Shell has completed a 50% farm in to a North Sea licence held by Cluff Natural Resources (CLNR).
The P2437 licence contains the Selene gas prospect, which has around 90million barrels of oil equivalent in place, of which about 50million barrels are hoped to be recoverable.
Announcing completion of the deal, CLNR said Shell has indicated its intention to drill an exploration well at the Southern North Sea prospect “at the soonest possible opportunity”.
Cluff retains a 50% stake and will act as the licence administrator until a well investment decision is made.
Once that takes place, Shell will cover 75% of the costs for an exploration well of up to £20.7million.
Now the farm-in is complete, Shell will also pay the remaining £249,000 ($300,000) of the total £498,000 ($600,000) purchase to Cluff within the next 30 days.

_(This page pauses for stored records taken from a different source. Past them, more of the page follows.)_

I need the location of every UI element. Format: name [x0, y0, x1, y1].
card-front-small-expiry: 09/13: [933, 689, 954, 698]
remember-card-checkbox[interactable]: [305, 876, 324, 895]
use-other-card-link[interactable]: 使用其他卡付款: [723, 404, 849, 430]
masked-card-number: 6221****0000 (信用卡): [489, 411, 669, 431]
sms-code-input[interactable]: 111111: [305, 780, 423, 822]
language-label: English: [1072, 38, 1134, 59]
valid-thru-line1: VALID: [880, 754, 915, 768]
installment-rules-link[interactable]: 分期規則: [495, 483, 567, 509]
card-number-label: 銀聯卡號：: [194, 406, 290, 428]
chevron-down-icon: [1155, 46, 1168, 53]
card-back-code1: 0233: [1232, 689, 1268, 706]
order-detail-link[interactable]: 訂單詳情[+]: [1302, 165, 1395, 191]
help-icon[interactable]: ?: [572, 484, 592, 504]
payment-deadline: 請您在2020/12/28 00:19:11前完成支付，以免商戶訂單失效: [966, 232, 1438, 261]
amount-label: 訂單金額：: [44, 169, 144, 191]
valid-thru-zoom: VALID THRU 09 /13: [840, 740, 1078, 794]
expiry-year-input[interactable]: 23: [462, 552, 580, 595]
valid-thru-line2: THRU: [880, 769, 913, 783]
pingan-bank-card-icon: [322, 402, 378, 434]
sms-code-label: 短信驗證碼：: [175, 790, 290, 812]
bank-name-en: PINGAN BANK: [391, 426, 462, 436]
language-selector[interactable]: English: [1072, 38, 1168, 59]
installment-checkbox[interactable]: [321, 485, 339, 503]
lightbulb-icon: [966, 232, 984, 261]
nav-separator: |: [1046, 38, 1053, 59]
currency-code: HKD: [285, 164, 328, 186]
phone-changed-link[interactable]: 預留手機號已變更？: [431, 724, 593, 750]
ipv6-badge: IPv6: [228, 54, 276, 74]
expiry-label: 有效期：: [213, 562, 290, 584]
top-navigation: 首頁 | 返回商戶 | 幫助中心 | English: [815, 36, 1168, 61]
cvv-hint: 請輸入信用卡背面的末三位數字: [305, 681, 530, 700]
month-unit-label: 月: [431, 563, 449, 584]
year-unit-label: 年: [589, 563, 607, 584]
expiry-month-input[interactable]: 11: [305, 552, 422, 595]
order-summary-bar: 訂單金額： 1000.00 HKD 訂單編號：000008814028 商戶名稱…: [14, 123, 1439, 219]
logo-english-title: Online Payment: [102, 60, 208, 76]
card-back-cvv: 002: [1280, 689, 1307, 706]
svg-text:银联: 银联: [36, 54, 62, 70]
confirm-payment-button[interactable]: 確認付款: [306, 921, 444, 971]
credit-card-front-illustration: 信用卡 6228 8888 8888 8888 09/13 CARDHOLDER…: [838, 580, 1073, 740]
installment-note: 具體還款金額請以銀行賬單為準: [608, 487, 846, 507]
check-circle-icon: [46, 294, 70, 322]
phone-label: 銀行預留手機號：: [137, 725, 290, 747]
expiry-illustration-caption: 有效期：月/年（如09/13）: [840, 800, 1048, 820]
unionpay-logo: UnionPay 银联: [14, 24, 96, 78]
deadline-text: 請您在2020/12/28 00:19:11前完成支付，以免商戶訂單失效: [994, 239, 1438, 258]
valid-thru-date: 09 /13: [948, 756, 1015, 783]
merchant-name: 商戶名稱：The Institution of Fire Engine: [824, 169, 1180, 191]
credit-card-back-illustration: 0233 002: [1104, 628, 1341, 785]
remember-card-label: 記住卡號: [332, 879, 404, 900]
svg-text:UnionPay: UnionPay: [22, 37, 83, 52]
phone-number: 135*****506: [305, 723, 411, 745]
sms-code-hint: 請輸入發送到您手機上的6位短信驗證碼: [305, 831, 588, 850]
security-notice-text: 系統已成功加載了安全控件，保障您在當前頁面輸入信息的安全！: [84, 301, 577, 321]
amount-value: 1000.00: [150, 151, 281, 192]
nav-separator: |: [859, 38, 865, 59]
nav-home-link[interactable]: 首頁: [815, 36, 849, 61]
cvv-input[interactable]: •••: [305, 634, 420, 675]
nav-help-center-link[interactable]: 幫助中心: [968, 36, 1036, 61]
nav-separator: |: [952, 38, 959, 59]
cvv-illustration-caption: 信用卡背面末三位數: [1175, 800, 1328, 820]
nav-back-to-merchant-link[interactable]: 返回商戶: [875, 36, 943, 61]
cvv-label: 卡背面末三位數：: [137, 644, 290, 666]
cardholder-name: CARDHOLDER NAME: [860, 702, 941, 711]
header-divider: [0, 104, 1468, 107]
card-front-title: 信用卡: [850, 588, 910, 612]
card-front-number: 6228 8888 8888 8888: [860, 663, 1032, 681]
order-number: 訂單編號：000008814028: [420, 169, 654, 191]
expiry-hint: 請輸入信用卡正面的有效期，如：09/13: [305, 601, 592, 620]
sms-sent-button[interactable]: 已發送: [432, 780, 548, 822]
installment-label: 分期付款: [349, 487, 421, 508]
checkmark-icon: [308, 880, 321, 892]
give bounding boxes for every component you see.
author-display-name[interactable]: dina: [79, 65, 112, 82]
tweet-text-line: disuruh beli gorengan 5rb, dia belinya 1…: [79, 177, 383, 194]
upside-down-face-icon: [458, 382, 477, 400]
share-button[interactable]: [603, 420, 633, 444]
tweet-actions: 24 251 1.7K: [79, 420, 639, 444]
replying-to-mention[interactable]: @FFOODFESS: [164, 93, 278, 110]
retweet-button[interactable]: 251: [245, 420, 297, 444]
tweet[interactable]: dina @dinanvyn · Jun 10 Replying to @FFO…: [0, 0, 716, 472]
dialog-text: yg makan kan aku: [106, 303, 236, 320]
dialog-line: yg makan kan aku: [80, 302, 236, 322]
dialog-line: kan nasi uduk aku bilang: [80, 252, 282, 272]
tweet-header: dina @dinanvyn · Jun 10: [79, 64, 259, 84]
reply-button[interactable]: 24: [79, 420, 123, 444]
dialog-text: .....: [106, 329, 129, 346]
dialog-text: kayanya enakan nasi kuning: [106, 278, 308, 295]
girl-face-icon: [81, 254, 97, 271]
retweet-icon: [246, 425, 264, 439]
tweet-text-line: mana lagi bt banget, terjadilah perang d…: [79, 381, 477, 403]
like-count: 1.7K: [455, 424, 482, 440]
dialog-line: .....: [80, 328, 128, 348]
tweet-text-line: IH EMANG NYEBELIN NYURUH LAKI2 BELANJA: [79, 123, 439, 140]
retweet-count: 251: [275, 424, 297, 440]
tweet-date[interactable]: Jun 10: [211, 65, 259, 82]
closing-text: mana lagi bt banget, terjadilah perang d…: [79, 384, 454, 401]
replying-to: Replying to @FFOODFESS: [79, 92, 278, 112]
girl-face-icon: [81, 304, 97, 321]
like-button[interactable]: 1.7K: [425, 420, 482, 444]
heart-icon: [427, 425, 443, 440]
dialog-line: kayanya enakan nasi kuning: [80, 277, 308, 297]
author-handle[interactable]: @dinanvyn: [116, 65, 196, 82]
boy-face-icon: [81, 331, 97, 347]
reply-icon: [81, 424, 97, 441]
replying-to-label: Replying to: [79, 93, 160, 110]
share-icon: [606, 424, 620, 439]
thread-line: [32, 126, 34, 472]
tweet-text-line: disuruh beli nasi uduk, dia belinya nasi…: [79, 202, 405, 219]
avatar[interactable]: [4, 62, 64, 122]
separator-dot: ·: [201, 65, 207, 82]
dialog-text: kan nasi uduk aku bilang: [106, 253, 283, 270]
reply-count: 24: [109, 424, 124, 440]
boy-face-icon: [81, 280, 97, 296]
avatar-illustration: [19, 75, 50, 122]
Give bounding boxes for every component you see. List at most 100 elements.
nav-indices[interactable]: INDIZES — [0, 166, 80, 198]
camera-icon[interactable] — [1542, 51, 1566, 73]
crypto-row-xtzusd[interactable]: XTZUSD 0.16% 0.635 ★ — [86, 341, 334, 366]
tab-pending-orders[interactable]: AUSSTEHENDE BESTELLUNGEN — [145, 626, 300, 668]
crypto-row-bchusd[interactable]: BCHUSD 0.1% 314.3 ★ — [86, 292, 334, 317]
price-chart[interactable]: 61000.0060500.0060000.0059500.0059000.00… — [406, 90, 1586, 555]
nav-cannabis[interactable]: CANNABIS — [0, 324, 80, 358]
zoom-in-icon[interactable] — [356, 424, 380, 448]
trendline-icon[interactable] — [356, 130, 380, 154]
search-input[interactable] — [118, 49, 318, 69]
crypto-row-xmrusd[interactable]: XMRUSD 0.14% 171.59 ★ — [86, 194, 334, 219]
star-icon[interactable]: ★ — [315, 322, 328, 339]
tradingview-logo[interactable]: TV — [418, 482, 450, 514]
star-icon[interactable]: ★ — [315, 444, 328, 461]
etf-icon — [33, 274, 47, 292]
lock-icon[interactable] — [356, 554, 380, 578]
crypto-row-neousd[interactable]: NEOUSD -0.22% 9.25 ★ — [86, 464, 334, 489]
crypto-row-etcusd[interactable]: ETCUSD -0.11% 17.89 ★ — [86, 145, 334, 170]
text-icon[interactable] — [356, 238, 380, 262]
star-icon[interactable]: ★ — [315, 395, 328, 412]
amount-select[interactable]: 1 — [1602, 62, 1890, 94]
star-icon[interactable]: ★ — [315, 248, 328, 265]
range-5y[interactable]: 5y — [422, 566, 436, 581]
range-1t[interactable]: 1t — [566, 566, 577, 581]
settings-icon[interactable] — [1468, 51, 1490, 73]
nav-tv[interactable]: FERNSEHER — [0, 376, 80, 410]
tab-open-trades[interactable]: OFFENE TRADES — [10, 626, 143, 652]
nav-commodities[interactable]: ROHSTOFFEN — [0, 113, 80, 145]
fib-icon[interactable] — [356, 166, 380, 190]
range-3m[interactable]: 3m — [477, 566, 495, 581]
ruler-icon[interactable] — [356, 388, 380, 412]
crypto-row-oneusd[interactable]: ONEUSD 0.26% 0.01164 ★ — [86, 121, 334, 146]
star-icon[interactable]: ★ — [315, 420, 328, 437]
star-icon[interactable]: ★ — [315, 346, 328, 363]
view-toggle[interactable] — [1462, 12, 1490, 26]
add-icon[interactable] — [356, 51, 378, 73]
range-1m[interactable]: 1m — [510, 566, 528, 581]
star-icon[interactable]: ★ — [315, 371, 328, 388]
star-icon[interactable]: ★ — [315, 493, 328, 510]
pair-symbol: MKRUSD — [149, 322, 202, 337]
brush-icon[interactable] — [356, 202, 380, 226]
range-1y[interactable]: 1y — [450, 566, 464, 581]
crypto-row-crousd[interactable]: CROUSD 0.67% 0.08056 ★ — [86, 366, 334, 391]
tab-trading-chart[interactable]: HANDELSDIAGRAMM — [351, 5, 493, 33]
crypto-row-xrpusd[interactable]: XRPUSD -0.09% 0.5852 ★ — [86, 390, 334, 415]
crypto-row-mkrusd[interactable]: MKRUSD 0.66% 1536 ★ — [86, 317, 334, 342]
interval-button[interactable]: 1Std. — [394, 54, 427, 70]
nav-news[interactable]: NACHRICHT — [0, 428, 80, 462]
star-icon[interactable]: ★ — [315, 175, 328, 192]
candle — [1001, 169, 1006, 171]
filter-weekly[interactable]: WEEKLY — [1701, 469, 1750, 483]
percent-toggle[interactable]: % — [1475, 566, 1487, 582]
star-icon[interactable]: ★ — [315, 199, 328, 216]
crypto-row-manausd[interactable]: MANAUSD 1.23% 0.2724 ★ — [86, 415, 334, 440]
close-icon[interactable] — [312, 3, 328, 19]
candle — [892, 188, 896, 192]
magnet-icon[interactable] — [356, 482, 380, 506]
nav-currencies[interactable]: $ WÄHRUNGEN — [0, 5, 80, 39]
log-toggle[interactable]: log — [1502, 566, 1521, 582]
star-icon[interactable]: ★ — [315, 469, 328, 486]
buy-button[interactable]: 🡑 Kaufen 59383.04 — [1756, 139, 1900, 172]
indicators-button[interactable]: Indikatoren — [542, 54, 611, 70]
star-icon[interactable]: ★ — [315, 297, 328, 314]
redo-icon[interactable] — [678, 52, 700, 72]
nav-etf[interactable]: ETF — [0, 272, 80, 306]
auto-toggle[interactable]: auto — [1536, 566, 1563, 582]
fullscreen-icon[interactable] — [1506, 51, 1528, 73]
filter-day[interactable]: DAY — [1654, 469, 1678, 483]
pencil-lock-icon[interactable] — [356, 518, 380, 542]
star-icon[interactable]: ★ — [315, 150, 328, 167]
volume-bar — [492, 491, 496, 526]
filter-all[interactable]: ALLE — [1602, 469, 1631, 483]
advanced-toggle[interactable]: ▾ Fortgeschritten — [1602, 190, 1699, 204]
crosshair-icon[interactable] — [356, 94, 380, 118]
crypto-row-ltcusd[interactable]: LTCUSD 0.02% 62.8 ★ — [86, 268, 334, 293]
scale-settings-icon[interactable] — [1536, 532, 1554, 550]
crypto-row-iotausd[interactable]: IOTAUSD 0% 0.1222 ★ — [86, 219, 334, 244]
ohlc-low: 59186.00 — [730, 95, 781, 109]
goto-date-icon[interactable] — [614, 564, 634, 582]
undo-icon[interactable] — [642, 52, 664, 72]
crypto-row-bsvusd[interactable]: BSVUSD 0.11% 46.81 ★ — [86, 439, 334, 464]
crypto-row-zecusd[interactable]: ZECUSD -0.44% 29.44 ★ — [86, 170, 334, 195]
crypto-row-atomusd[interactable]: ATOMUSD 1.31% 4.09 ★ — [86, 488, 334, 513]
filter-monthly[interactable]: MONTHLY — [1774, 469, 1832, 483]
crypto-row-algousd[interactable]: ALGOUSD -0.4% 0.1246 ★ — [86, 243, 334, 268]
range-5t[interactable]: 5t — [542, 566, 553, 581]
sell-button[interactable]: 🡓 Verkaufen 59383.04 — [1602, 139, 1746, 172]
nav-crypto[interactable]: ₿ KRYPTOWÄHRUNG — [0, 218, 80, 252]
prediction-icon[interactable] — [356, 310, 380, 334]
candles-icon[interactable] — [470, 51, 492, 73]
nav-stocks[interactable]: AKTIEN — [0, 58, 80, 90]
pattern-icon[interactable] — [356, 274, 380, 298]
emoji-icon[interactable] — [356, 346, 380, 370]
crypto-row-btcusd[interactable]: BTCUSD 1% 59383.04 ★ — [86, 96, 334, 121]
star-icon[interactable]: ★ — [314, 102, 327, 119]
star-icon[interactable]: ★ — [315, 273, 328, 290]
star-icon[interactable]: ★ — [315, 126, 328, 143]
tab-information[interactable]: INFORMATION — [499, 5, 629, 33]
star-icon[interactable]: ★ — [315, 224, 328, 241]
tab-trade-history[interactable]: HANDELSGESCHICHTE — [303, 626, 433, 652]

The licence is located 12miles from the Shell-operated Barque gas field which feeds back to the Bacton gas processing plant on the Norfolk coast.
Cluff said it has also identified “a number of other prospects” on the block which will be evaluated
The deal comes after Shell farmed-in 70% to another CLNR licence earlier this year – P2252 which contains the 100million-barrel Penascola prospect, also in the Southern North Sea.
Chief executive Graham Swindells said: “The UK’s Southern Gas Basin is coming under increased focus currently with several highly material exploration campaigns ongoing around our acreage.
“As such, we are delighted to have formally completed this farm out agreement with a committed partner such as Shell, to de-risk and ultimately drill the high-impact Selene prospect.”
The Selene farm-out was first announced in May.